Osram unveils Automotive lighting Tech at CES
Osram will be unveiling its latest innovations for cars at the Consumer Electronics Show (CES) in Las Vegas, this week.
These include using invisible light, LiDAR (light detection and ranging) systems, for semi-autonomous to fully autonomous driving capabilities, according to the company
LiDAR systems generate laser pulses that hit objects and reflect light back onto a detector. The time of travel of the laser beam establishes the distance to the object. Osram's multi-channel laser light source enables vehicles to generate an accurate, three-dimensional image of their surroundings and use this information to initiate the appropriate driving manoeuvres. An accurate evaluation of the vehicle's surroundings is crucial for safe autonomous driving.
Headlights using laser technology are the next stage in automotive lighting, says Osram. Due to the high luminance of the laser, which is about five times higher than the best of other light sources available today, these headlights double the best high beam range previously available, from 300 to 600 meters (2,000 feet). Osram's energy-efficient laser lighting, which includes some of the smallest technology components available, found its way into serial car production with the BMW i8, the BMW 7 series and the Audi R8 und R8 LMX as boosters added to the high beam. This provides better visibility for the driver and thus greater road safety.

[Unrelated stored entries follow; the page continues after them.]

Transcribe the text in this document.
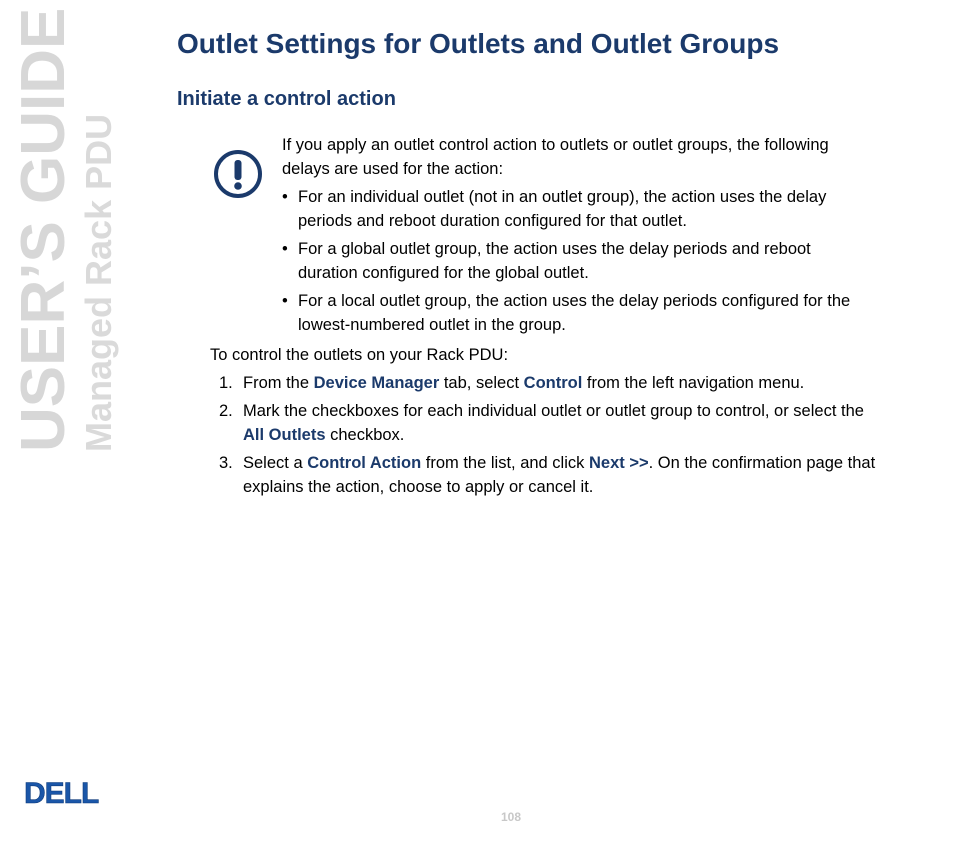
USER’S GUIDE Managed Rack PDU
DELL
Outlet Settings for Outlets and Outlet Groups
Initiate a control action

If you apply an outlet control action to outlets or outlet groups, the following delays are used for the action:

• For an individual outlet (not in an outlet group), the action uses the delay periods and reboot duration configured for that outlet.
• For a global outlet group, the action uses the delay periods and reboot duration configured for the global outlet.
• For a local outlet group, the action uses the delay periods configured for the lowest-numbered outlet in the group.

To control the outlets on your Rack PDU:

1. From the Device Manager tab, select Control from the left navigation menu.
2. Mark the checkboxes for each individual outlet or outlet group to control, or select the All Outlets checkbox.
3. Select a Control Action from the list, and click Next >>. On the confirmation page that explains the action, choose to apply or cancel it.
108
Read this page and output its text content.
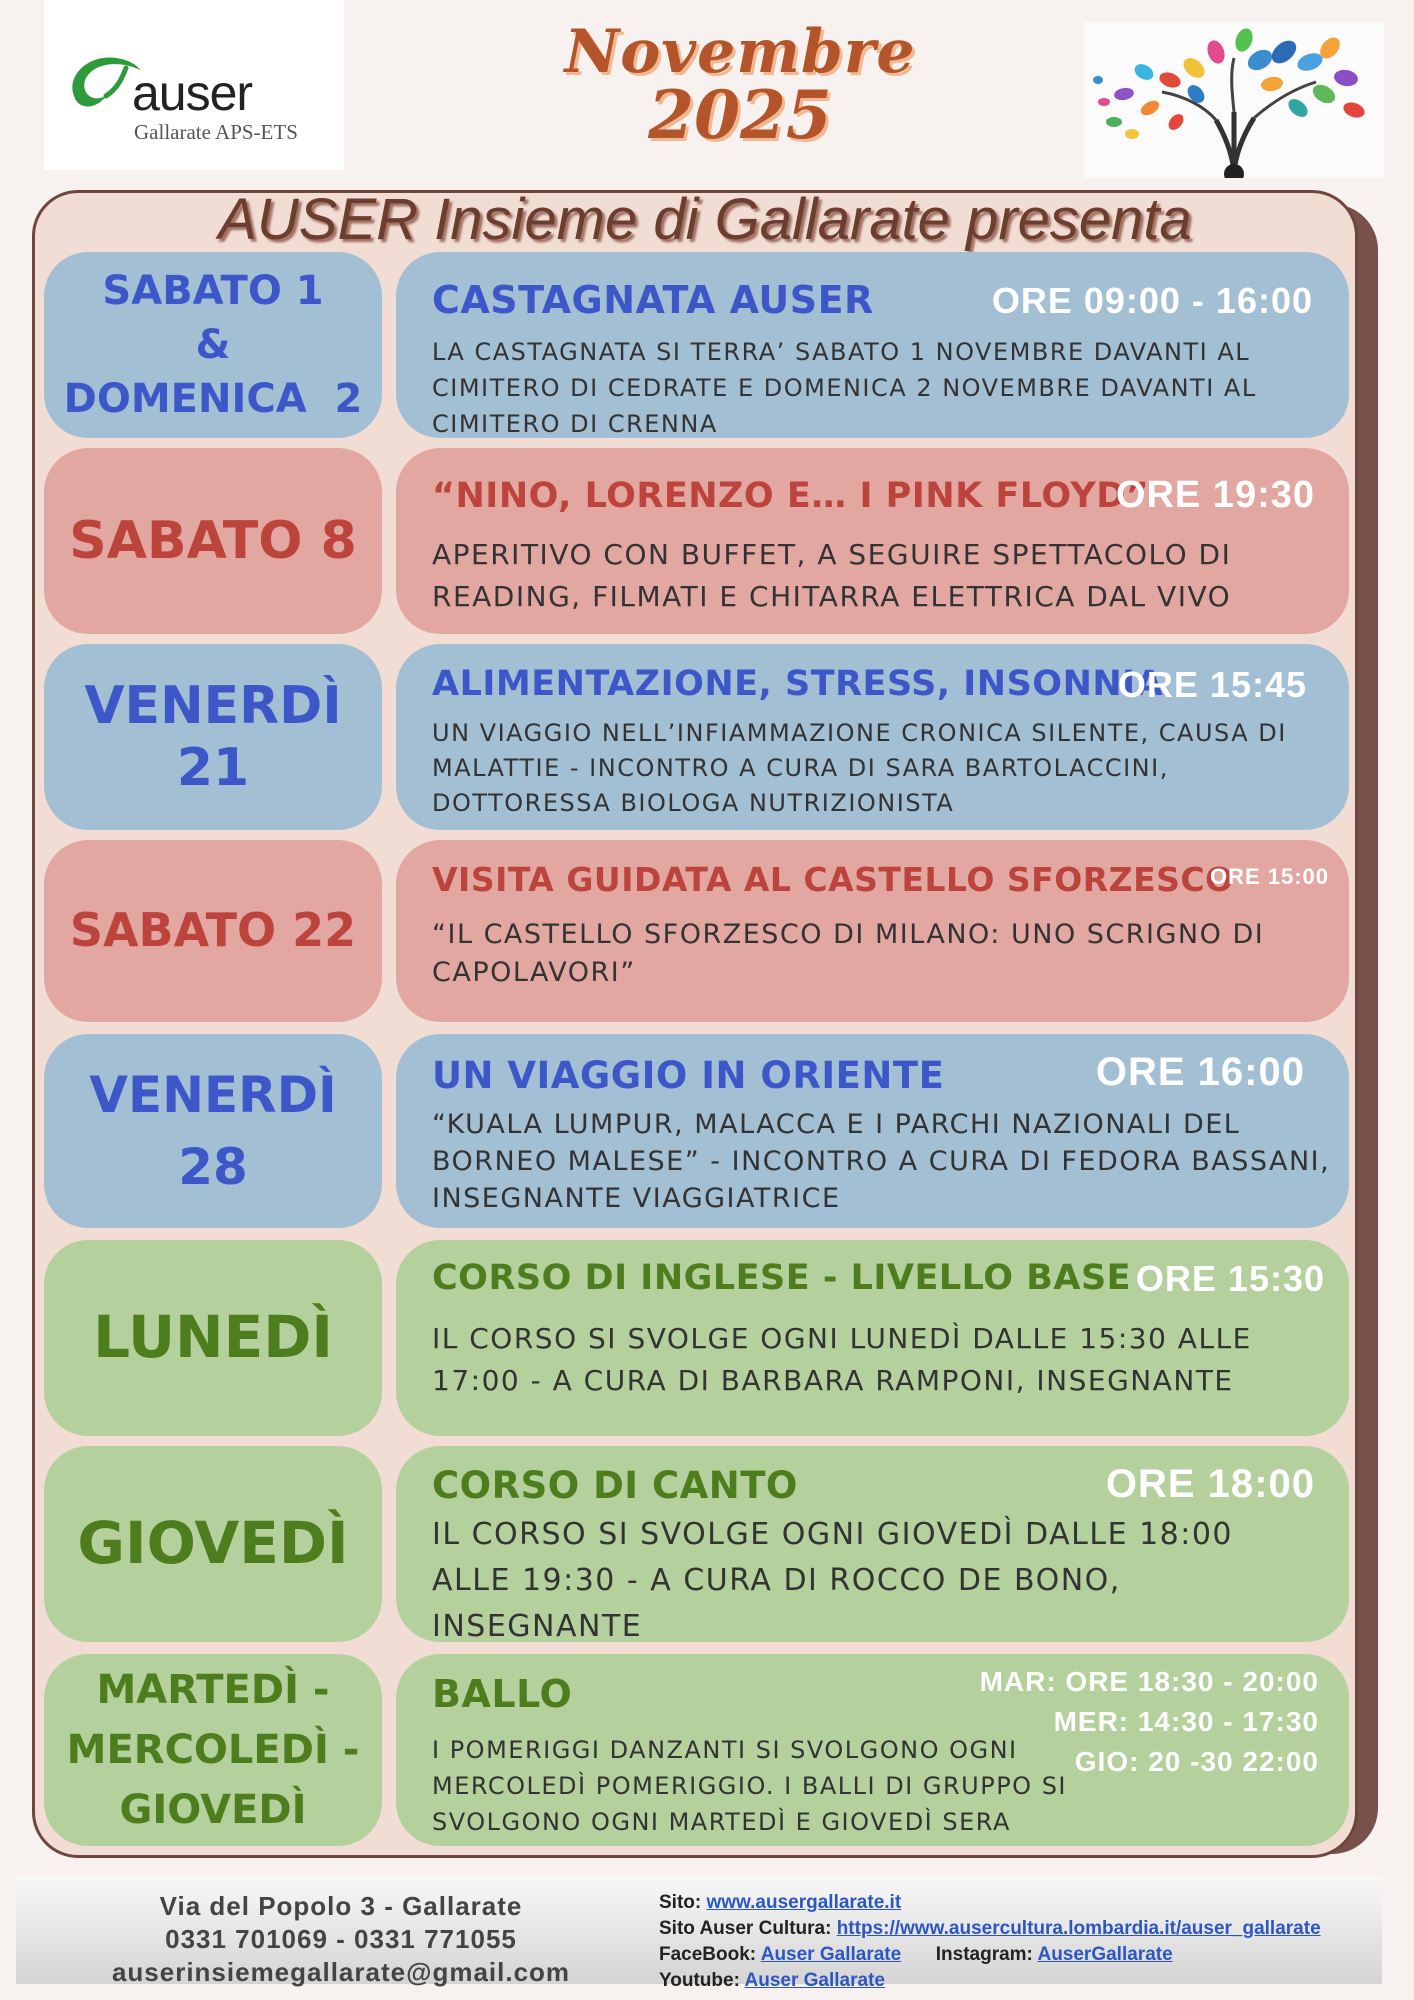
auser
Gallarate APS-ETS
Novembre
2025
AUSER Insieme di Gallarate presenta
SABATO 1
&
DOMENICA  2
CASTAGNATA AUSER	ORE 09:00 - 16:00
LA CASTAGNATA SI TERRA’ SABATO 1 NOVEMBRE DAVANTI AL CIMITERO DI CEDRATE E DOMENICA 2 NOVEMBRE DAVANTI AL CIMITERO DI CRENNA
SABATO 8
“NINO, LORENZO E… I PINK FLOYD”
ORE 19:30
APERITIVO CON BUFFET, A SEGUIRE SPETTACOLO DI READING, FILMATI E CHITARRA ELETTRICA DAL VIVO
VENERDÌ 21
ALIMENTAZIONE, STRESS, INSONNIA
ORE 15:45
UN VIAGGIO NELL’INFIAMMAZIONE CRONICA SILENTE, CAUSA DI MALATTIE - INCONTRO A CURA DI SARA BARTOLACCINI, DOTTORESSA BIOLOGA NUTRIZIONISTA
SABATO 22
VISITA GUIDATA AL CASTELLO SFORZESCO
ORE 15:00
“IL CASTELLO SFORZESCO DI MILANO: UNO SCRIGNO DI CAPOLAVORI”
VENERDÌ
28
UN VIAGGIO IN ORIENTE	ORE 16:00
“KUALA LUMPUR, MALACCA E I PARCHI NAZIONALI DEL BORNEO MALESE” - INCONTRO A CURA DI FEDORA BASSANI, INSEGNANTE VIAGGIATRICE
LUNEDÌ
CORSO DI INGLESE - LIVELLO BASE ORE 15:30
IL CORSO SI SVOLGE OGNI LUNEDÌ DALLE 15:30 ALLE 17:00 - A CURA DI BARBARA RAMPONI, INSEGNANTE
GIOVEDÌ
CORSO DI CANTO	ORE 18:00
IL CORSO SI SVOLGE OGNI GIOVEDÌ DALLE 18:00 ALLE 19:30 - A CURA DI ROCCO DE BONO, INSEGNANTE
MARTEDÌ -
MERCOLEDÌ -
GIOVEDÌ
BALLO
I POMERIGGI DANZANTI SI SVOLGONO OGNI MERCOLEDÌ POMERIGGIO. I BALLI DI GRUPPO SI SVOLGONO OGNI MARTEDÌ E GIOVEDÌ SERA
MAR: ORE 18:30 - 20:00
MER: 14:30 - 17:30
GIO: 20 -30 22:00
Via del Popolo 3 - Gallarate
0331 701069 - 0331 771055
auserinsiemegallarate@gmail.com
Sito: www.ausergallarate.it
Sito Auser Cultura: https://www.ausercultura.lombardia.it/auser_gallarate
FaceBook: Auser Gallarate Instagram: AuserGallarate
Youtube: Auser Gallarate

In addition to laser technology, advanced pixel headlights represent the future of automotive lighting. Together with partners, Osram developed a tiny LED matrix chip with more than 1,000 individually controllable pixels. A headlight comprising several such LED chips allows permanent driving with glare-free full beam. An onboard camera recognizes oncoming vehicle and pedestrian traffic, automatically dimming the high-resolution LED chips to ensure that the head areas of oncoming drivers, pedestrians, and cyclists are spared from the light beam.
This provides the driver with the best possible light at night, with no adverse effects for other traffic users, says Osram.The company expects to bring this technology to the commercial market by 2020.